‘Darker Than Coal’: Researchers Find A ‘Hot Jupiter’ That Absorbs Nearly 99 Percent Of Light

Exoplanet WASP-104b is one of the least-reflective planets ever discovered. First identified in 2014 according to the Open Exoplanet Catalogue, WASP-104b belongs to a class of “exotic worlds” known as “hot Jupiters.”

These are gaseous exoplanets the size of Jupiter, only considerably much hotter because of their close proximity to their parent stars, which they orbit in less than 10 days, NASA explains.

Initially “considered oddballs,” hot Jupiters turned out to be quite common. Yet, although we’re used to them by know, they remain “shrouded in mystery,” NASA points out.

One thing we do know about hot Jupiters is that most of them are tidally locked — one side of the planet always faces its parent star, making it the permanent day side — and that they’re relatively dark, absorbing about 60 percent of the starlight that reaches them, notes Science Alert.

Last year, hot Jupiter WASP-12b made headlines when astronomers found out that it absorbs at least 94 percent of the light. At the time, this exoplanet was called “spooky” and “weird” and was described as “pitch black.”

But WASP-104b really takes the cake on this one. A new research by Keele University in the U.K. revealed that WASP-104b absorbs more than 97 to 99 percent of light.

Pause for gasp.

The research, a six-page paper published in the Cornell University Library, describes the exoplanet as being “darker than coal” (seriously, that’s what they put in the title) and deems it “one of the least-reflective planets found to date.”

“From all the dark planets I could find in the literature, this is top five-ish. I think top three,” lead researcher and astrophysicist Teo Mocnik said in a statement.

The authors analyzed data from NASA’s Kepler Space Telescope K2 mission, specifically the short-cadence data from Campaign 14, and found out that WASP-104b is surrounded by a thick, hazy atmosphere made up of atomic sodium and potassium. These elements absorb light in the visible spectrum, making the planet very dark on the day side (the only side that sees any starlight).

Since the planet is extremely close to its host star, WASP-104b is too hot for clouds to form in its atmosphere (on the day side, that it), which means there’s almost nothing there to reflect the light.

In fact, the exoplanet orbits its parent star — a yellow dwarf located about 466 light-years away from Earth, in the Leo constellation, Science Alert reports — from a distance of only 2.6 million miles. Remarkably, this peculiar planet completes a full orbit in just 1.75 days.

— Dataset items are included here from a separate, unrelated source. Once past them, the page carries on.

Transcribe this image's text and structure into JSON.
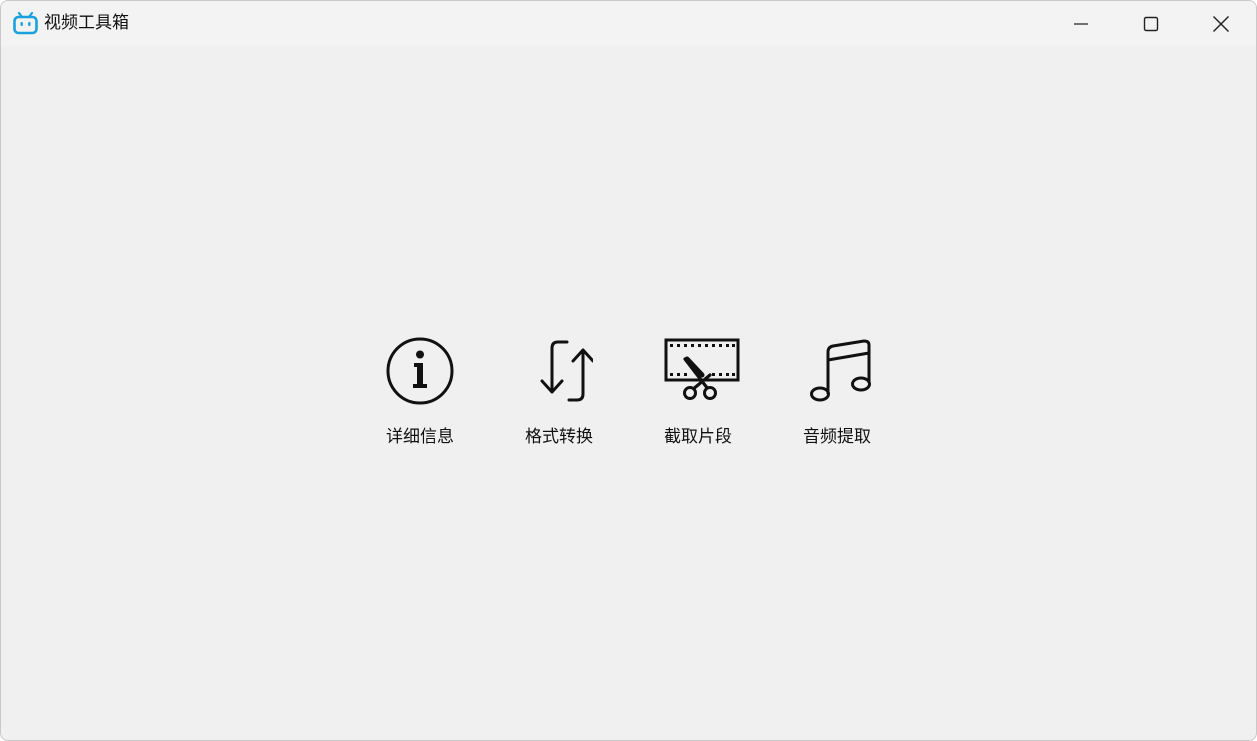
{
  "window": {
    "title": "视频工具箱",
    "app_icon": "bilibili-tv-icon",
    "accent_color": "#1ba1db"
  },
  "caption_buttons": {
    "minimize": "minimize-icon",
    "maximize": "maximize-icon",
    "close": "close-icon"
  },
  "tools": [
    {
      "label": "详细信息",
      "icon": "info-icon"
    },
    {
      "label": "格式转换",
      "icon": "convert-arrows-icon"
    },
    {
      "label": "截取片段",
      "icon": "film-scissors-icon"
    },
    {
      "label": "音频提取",
      "icon": "music-note-icon"
    }
  ]
}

The only hot Jupiter that’s darker than WASP-104b is an exoplanet dubbed TrES-2b, which only reflects 0.1 percent of the light from its parent star, notes Science Alert.

The media outlet clarifies, however, that these planets are not actually dark in color. In fact, judging by their extreme heat, they more likely glow in “a deep, bruise-like purple or a dull molten red” hue, Science Alert points out.

But WASP-104b is not the only hot Jupiter with an impressive tale to tell. In December, the world was acquainted with “death planet” WASP-18b, the first hot Jupiter with no water and an upper atmosphere almost completely made up of carbon monoxide.

Equally baffling is the hot Jupiter known as Kepler-13ab, a planet where the atmosphere “snows” titanium dioxide, the active ingredient used in most brands of sunscreen.